Kind of a fairly chatty answer here, loose discussion only, no code, at least for now.
Your own model/data structure has to consider members, locations, and teams. I think you have described the relationships pretty clearly, so that should be straightforward. Thinking relationally: a table for team members, including managers; a table for locations; a table for teams with a foreign key into locations and a foreign key into members identifying the manager; a cross-ref table linking members to teams. I assume your member model will have methods for isManagerOfTeam($team)
, isMemberOfTeam($team)
, stuff like that. Pretty straightforward.
But much of this is just modeling the relationships, arguably independent of access-control.

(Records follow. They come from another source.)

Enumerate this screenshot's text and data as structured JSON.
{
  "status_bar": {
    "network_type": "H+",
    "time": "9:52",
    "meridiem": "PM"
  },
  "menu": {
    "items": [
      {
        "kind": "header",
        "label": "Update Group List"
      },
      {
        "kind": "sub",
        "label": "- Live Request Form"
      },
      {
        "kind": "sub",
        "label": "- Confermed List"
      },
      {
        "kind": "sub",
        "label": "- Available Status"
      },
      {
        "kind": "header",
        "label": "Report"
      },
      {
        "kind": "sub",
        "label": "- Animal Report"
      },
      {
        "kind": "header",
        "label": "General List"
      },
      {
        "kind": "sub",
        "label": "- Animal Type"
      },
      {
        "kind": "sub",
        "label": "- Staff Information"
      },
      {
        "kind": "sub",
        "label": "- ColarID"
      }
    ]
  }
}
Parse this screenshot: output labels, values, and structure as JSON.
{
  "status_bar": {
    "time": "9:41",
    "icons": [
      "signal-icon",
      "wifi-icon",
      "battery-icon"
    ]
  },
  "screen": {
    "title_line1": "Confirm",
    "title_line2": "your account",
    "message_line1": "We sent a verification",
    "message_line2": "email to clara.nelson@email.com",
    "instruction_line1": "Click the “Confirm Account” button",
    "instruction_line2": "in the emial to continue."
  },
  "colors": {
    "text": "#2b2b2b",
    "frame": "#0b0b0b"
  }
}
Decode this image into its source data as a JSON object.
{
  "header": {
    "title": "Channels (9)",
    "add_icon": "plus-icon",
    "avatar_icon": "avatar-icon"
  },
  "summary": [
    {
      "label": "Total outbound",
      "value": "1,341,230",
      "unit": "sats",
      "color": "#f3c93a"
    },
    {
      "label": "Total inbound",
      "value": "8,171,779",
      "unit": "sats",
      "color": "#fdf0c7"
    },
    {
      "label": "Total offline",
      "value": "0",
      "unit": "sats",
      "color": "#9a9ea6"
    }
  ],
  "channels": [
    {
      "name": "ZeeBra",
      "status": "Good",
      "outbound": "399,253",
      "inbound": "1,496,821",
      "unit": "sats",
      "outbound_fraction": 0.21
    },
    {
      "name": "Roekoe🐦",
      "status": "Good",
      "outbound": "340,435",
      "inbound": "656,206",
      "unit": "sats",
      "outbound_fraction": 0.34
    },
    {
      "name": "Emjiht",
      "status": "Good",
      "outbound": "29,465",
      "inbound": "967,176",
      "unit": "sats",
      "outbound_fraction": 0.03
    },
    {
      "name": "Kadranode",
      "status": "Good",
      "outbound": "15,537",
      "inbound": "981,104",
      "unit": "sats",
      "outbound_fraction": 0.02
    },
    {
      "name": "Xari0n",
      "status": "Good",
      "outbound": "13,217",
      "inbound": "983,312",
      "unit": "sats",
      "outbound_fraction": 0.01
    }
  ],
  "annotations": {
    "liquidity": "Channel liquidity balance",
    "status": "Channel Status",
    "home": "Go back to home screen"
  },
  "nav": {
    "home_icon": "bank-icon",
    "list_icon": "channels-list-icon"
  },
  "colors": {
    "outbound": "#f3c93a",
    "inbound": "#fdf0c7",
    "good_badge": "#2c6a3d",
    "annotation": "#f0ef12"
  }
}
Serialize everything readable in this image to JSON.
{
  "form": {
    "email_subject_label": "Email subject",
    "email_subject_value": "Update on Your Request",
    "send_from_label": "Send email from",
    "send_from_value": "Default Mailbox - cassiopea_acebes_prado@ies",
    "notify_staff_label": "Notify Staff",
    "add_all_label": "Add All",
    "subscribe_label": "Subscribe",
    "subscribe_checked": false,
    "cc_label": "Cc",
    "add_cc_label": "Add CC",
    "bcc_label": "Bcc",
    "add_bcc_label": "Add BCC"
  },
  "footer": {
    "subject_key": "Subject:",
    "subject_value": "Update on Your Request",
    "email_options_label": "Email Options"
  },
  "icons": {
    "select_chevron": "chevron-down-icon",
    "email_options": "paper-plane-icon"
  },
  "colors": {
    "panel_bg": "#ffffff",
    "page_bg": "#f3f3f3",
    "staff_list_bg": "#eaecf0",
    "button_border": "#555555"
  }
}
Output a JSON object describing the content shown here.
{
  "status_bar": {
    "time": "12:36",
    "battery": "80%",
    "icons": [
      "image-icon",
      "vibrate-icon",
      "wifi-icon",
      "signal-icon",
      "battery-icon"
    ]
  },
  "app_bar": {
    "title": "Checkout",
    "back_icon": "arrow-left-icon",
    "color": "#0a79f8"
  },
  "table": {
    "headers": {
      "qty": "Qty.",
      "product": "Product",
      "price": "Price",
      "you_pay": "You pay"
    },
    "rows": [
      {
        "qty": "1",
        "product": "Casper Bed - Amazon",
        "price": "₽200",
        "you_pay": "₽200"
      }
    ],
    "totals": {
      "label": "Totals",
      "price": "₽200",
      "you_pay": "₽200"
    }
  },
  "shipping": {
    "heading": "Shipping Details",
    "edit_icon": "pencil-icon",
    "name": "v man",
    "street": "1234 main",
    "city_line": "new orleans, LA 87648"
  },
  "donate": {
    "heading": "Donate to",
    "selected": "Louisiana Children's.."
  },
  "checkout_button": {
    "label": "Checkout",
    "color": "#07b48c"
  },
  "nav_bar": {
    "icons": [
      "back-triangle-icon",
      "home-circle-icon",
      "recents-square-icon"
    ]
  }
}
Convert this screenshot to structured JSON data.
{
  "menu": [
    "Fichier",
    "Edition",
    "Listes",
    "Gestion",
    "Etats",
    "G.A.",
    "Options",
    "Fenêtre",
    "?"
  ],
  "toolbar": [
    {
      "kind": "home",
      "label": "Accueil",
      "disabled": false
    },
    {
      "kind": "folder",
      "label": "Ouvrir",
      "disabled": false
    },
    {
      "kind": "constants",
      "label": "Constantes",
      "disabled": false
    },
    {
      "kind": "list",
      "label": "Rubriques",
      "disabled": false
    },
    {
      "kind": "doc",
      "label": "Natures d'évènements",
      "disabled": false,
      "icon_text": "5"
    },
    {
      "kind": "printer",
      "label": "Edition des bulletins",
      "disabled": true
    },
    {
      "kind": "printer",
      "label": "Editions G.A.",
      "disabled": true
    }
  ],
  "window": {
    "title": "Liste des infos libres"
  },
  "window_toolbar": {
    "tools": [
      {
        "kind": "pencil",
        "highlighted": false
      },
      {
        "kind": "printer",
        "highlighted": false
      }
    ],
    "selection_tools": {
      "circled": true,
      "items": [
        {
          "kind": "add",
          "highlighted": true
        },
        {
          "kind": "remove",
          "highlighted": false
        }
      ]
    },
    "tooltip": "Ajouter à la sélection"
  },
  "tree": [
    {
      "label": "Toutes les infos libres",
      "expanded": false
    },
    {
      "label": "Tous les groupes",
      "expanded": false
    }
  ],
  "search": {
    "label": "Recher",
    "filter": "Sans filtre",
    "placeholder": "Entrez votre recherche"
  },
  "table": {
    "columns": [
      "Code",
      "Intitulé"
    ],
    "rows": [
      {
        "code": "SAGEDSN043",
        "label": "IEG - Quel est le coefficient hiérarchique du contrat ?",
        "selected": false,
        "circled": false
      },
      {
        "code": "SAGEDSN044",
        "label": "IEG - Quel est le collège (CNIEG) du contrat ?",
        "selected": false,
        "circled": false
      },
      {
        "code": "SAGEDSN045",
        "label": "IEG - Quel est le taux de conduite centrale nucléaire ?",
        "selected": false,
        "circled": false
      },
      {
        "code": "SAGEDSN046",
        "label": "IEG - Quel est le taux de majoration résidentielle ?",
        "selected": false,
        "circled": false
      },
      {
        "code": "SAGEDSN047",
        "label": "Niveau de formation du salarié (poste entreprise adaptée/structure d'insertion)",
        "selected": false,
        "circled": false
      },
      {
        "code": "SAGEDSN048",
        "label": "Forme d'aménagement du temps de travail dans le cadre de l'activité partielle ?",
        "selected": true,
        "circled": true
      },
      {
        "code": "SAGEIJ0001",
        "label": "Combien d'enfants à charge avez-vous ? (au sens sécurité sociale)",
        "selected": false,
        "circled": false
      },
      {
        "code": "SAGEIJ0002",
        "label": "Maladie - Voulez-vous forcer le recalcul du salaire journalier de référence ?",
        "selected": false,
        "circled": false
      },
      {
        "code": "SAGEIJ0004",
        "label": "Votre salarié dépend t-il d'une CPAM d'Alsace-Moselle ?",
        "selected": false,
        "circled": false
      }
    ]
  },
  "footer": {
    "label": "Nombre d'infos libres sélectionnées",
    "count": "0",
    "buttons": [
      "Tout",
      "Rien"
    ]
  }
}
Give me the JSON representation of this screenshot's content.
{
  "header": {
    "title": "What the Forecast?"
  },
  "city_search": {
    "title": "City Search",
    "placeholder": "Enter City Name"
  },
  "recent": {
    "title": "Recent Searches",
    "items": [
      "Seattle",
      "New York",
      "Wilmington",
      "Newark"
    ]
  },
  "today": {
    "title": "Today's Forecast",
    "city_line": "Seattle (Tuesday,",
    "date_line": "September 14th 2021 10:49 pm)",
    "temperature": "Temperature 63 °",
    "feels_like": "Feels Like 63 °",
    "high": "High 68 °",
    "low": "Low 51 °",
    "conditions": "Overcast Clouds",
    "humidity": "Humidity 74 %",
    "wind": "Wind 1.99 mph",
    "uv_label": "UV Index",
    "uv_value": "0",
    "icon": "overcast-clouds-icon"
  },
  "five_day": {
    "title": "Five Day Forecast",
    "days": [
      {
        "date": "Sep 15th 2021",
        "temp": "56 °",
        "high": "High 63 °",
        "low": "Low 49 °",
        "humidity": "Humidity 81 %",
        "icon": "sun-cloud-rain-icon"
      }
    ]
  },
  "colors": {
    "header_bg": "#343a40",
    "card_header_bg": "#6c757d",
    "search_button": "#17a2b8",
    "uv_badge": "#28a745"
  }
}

For access-control, it appears that location is irrelevant; it's team membership and team management that are the key.
It also sounds like the data you are trying to access-control (what will eventually be the 'resource') will be tagged with a member id, identifying the "owning" member. So, the model for that data might have a method getMember()
or even just getMemberId()
.
So I see some Acl rules that use a Zend_Acl_Assert_Interface
instance to make dynamic examinations on the relationships between the role ($member) and those resources:
- My_Acl_Assertion_BelongsToSelf
- My_Acl_Assertion_BelongToMemberUnderManagement
Then the assert()
methods could call the relevant model methods on the passed role and resource to check the team and management relationships.
Like I said, kind of a loose answer, but hopes it helps with some ideas.